Why is $\nabla \times B$ perpendicular to $B$? I'm considering a magnetic field inside a load capacitor where
$$\boldsymbol{\nabla}\times\textbf{B} =\mu_{0} \varepsilon_{0} \frac{\partial\textbf{E}}{\partial t}\\
\textbf{j}_{c}=0.$$
Why is $\boldsymbol{\nabla}\times\textbf{B}$ is perpendicular to $\textbf{B}$?
 A: The condition that the magnetic field and its curl be orthogonal is satisfied, generally, for plane-wave situations where the curl is given simply by $\nabla\times\mathbf B = i\mathbf k\times \mathbf B$, as well as a number of similarly 'nice' geometries, but it is not a general property of electromagnetic fields.

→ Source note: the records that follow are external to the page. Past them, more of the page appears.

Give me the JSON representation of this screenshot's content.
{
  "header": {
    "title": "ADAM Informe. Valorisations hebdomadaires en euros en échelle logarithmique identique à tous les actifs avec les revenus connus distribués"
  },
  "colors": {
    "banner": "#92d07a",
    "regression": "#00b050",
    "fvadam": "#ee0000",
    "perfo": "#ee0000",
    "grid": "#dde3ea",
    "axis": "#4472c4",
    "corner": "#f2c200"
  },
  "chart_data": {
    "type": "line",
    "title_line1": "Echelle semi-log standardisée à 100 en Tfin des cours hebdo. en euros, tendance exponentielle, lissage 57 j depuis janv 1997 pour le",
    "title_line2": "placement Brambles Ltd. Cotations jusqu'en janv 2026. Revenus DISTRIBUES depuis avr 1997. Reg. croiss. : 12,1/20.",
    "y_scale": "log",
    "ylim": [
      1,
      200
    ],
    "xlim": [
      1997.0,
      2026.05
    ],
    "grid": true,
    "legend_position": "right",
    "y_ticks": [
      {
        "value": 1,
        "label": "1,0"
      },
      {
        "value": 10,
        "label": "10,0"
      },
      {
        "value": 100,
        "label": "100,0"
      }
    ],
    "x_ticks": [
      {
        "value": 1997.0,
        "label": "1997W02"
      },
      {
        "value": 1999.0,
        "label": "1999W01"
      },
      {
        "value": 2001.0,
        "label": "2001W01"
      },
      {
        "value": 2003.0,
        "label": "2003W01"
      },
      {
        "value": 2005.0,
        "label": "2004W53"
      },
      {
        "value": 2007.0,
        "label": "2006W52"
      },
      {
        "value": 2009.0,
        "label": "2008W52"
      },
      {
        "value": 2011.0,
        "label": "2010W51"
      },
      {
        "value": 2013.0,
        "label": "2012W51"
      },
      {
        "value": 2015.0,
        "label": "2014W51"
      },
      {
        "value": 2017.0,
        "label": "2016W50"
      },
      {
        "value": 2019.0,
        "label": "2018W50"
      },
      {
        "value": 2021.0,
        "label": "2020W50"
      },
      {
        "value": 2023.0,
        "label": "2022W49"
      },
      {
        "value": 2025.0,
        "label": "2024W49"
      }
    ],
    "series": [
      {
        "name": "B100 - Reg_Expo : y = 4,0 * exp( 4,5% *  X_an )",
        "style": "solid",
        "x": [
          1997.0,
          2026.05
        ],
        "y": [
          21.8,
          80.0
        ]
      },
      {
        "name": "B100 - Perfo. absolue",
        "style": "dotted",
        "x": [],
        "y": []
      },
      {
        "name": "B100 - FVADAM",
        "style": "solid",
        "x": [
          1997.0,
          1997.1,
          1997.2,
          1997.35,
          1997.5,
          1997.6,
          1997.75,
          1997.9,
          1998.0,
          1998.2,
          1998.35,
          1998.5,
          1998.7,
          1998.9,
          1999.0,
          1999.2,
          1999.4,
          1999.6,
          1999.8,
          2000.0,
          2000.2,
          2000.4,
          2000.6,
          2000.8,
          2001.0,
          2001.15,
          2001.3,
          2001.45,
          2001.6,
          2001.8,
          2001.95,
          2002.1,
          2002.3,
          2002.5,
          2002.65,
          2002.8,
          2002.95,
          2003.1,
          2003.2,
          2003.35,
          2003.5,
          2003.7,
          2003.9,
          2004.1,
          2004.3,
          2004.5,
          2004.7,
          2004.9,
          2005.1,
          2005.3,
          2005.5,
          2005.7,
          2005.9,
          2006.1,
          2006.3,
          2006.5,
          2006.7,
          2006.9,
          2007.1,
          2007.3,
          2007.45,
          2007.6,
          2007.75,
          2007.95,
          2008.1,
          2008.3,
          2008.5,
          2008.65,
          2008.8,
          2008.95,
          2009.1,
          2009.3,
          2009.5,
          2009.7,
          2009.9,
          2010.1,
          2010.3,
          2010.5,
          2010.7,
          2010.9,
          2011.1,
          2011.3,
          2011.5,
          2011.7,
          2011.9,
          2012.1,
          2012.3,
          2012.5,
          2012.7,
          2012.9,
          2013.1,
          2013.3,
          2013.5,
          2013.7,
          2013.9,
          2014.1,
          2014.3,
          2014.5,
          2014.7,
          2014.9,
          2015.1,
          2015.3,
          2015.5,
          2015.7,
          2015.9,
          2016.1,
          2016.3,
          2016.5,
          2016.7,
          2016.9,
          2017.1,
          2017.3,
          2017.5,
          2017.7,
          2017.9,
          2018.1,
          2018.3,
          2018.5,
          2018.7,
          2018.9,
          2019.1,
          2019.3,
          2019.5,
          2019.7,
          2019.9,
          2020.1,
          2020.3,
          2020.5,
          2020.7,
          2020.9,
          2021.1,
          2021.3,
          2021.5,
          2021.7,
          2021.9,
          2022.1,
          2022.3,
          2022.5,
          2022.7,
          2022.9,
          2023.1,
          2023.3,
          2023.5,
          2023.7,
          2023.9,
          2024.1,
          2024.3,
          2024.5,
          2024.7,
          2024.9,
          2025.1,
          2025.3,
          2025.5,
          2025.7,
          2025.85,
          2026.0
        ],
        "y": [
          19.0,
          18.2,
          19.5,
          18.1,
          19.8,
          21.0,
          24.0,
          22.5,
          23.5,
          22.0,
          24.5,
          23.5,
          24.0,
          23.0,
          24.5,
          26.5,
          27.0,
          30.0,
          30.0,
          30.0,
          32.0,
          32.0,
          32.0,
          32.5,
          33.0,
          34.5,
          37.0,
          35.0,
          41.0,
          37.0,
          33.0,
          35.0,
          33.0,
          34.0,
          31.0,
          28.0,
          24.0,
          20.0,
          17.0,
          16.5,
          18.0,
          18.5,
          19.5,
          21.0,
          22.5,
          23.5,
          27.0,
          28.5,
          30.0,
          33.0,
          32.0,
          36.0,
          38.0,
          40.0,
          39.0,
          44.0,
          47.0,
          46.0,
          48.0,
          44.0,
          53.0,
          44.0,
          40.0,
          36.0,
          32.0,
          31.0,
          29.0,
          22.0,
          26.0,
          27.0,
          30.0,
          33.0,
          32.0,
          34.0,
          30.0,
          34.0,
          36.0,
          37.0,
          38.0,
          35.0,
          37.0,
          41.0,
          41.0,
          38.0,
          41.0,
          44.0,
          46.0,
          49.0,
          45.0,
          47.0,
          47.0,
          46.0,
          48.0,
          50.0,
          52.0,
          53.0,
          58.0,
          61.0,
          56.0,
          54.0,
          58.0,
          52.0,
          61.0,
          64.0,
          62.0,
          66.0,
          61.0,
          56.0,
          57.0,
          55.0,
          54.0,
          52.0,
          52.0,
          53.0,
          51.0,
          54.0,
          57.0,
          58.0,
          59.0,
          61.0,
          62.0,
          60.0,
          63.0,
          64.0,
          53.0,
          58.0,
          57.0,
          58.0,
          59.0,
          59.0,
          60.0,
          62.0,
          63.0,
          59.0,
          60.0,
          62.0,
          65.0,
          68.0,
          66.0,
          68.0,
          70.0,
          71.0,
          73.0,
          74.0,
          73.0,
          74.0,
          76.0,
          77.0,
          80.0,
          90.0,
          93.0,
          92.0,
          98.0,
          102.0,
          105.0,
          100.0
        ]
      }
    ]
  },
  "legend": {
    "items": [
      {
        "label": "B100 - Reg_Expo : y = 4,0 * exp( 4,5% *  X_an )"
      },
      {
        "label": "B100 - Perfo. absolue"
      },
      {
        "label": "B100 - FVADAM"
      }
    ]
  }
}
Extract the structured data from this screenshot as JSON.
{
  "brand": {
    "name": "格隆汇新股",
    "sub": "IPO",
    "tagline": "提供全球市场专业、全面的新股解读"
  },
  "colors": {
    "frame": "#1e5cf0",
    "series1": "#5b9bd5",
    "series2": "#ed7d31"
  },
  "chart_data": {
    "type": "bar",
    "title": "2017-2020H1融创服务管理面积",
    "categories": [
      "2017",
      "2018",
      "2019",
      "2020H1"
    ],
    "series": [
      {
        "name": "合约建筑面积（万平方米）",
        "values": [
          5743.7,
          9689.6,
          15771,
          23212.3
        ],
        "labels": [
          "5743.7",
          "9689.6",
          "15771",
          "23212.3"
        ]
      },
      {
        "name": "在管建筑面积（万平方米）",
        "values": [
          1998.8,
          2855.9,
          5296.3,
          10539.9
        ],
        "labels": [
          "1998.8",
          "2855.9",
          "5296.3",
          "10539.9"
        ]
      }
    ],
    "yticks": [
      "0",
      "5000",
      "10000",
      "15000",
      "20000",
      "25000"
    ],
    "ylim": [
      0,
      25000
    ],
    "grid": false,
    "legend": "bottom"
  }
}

In the specific case you refer to ─ the magnetic field induced by the displacement current inside a charging capacitor ─ is a bit tricky because what you have is a differential equation for $\mathbf B$,
$$
\nabla\times\mathbf{B} =\mu_{0} \varepsilon_{0} \frac{\partial\mathbf{E}}{\partial t},
\tag1
$$
where the source $\frac{\partial\mathbf{E}}{\partial t}$ is assumed to be known and homogeneous over space (possibly with some time dependence), and this differential equation does not have unique solutions. This means that we must put in additional constraints to mold it to our needs: we normally choose the solution
$$
\mathbf B = (Cy,-Cx,0)
$$
for $C$ a constant and with $\frac{\partial\mathbf{E}}{\partial t}$ along $z$, because it's the most useful one (but note that it has an unphysical dependence on the origin!). However, the magnetic field
$$
\mathbf B = (Cy,-Cx,B_0)
$$
is also a solution of $(1)$, and it no longer satisfies $\mathbf B \cdot(\nabla\times\mathbf B)=0$, so the property is not inherent to the statement of Ampère's law ─ it comes from the external conditions we impose on the problem. In other words, in that problem $\mathbf B \cdot(\nabla\times\mathbf B)=0$ because we want it to.